Roberto Arlt
Yo ignoro cuáles son las causas que lo determinaron al profesor Hagenbuk
a dedicarse a los naipes, en vez de volverse bizco en los tratados de matemáticas
superiores. Y si digo volverse bizco, es porque el profesor Hagenbuk siempre bizqueó
algo; pero aquella noche, dejando los naipes sobre la mesa, exclamó:
–¿Ya apareció el espantoso mal olor?
El olfato del profesor Hagenbuk había siempre funcionado
un poco defectuosamente, pero debo convenir que no éramos nosotros solos los que
percibíamos ese olor en aquel restaurant de después de medianoche, concurrido por
periodistas y gente ocupada en trabajos nocturnos, sino que también otros comensales
levantaban intrigados la cabeza y fruncían la nariz, buscando alrededor el origen
de esa pestilencia elaborada como con gas de petróleo y esencia de clavel.
El dueño del restaurant, un hombre impasible, pues a
su mostrador se arrimaban borrachos conspicuos que toda la noche bebían y discutían
de pie frente a él, abandonó su flema, y, dirigiéndose a nosotros –desde el mostrador,
naturalmente–, meneó la cabeza para indicarnos lo insólito de semejante perfume.
Luis y yo asomamos, en compañía de otros trasnochadores,
a la puerta del restaurant. En la calle acontecía el mismo ridículo espectáculo.
La gente, detenida bajo los focos eléctricos o en el centro de la calzada, levantaba
la cabeza y fruncía las narices; los vigilantes, semejantes a podencos, husmeaban
alarmados en todas direcciones. El fenómeno en cierto modo resultaba divertido y
alarmante, llegando a despertar a los durmientes.

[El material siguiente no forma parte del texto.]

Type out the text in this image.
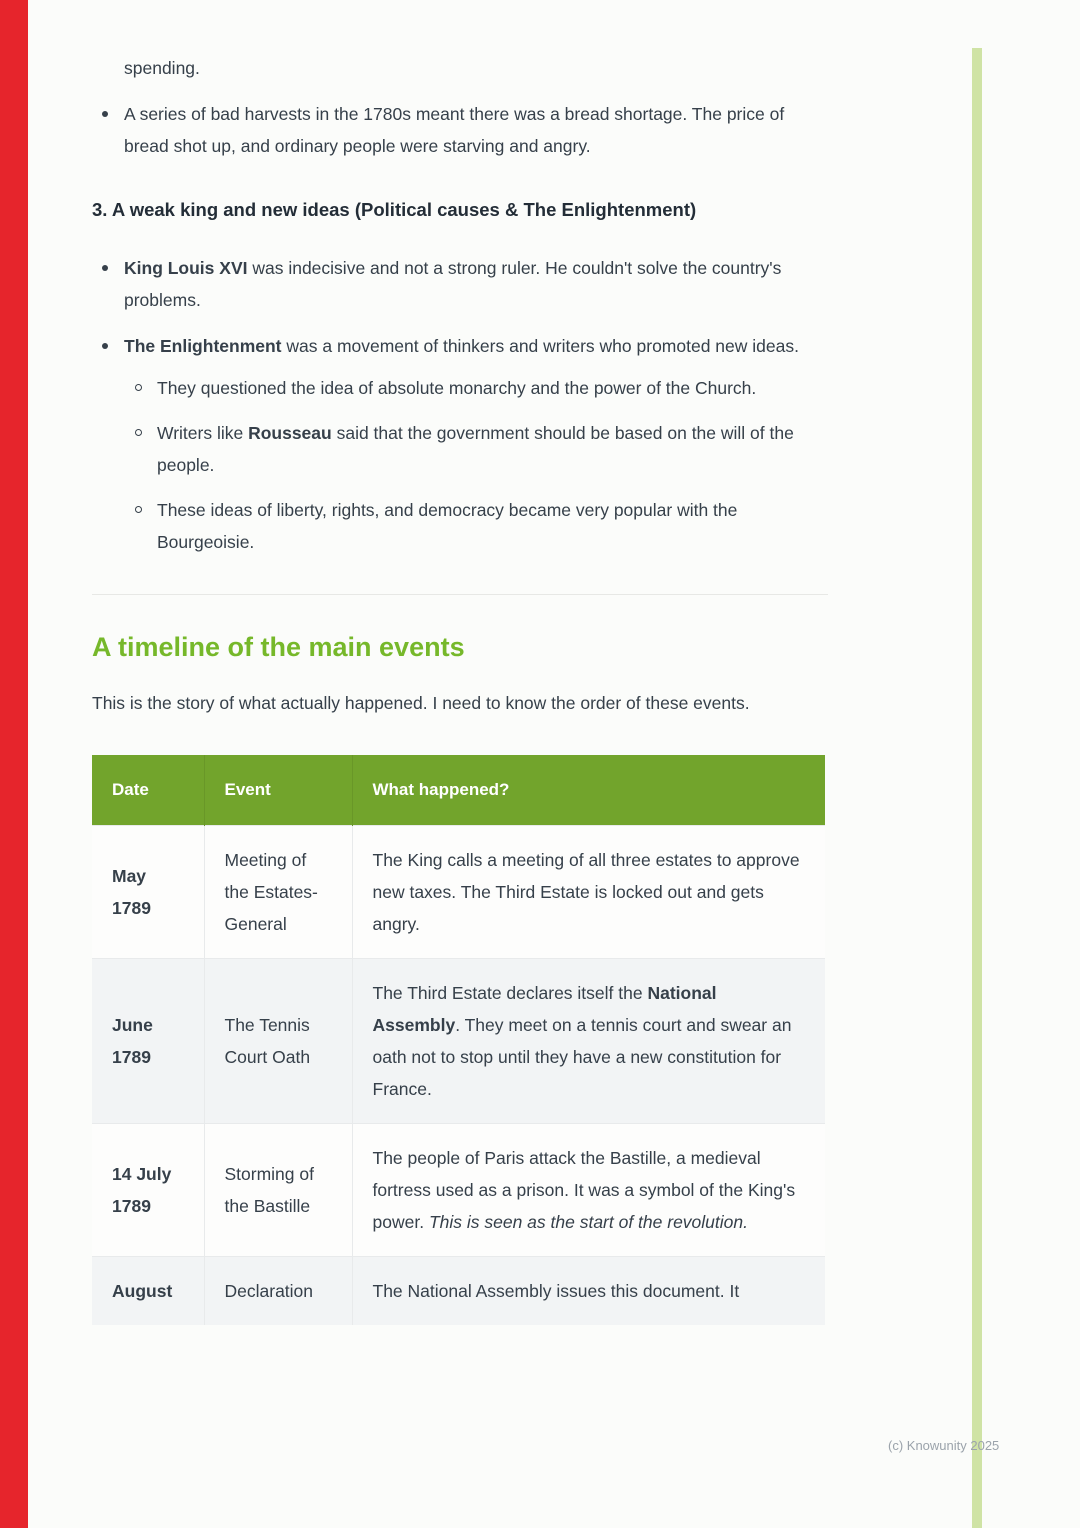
spending.

A series of bad harvests in the 1780s meant there was a bread shortage. The price of bread shot up, and ordinary people were starving and angry.
3. A weak king and new ideas (Political causes & The Enlightenment)
King Louis XVI was indecisive and not a strong ruler. He couldn't solve the country's problems.
The Enlightenment was a movement of thinkers and writers who promoted new ideas.
They questioned the idea of absolute monarchy and the power of the Church.
Writers like Rousseau said that the government should be based on the will of the people.
These ideas of liberty, rights, and democracy became very popular with the Bourgeoisie.
A timeline of the main events

This is the story of what actually happened. I need to know the order of these events.

Date	Event	What happened?
May 1789	Meeting of the Estates-General	The King calls a meeting of all three estates to approve new taxes. The Third Estate is locked out and gets angry.
June 1789	The Tennis Court Oath	The Third Estate declares itself the National Assembly. They meet on a tennis court and swear an oath not to stop until they have a new constitution for France.
14 July 1789	Storming of the Bastille	The people of Paris attack the Bastille, a medieval fortress used as a prison. It was a symbol of the King's power. This is seen as the start of the revolution.
August	Declaration	The National Assembly issues this document. It
(c) Knowunity 2025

En las habitaciones fronteras
a la calle, se veían encenderse las lámparas y moverse las siluetas de los recién
despiertos, proyectadas en los muros a través de los cristales. Algunas puertas
de calle se abrían. Finalmente comenzaron a presentarse vecinos en pijamas, que
con alarmante entonación de voz preguntaban:
–¿No serán gases asfixiantes?
A las tres de la madrugada la ciudad estaba completamente
despierta. La tesis de que el hedor clavel-petróleo fuera determinada por la emanación
de un gas de guerra, se había desvanecido, debido a la creencia general en nuestro
público de que los gases de guerra son de efecto inmediato. Lo cual contribuía a
desvanecer un pánico que hubiera podido tener tremendas consecuencias.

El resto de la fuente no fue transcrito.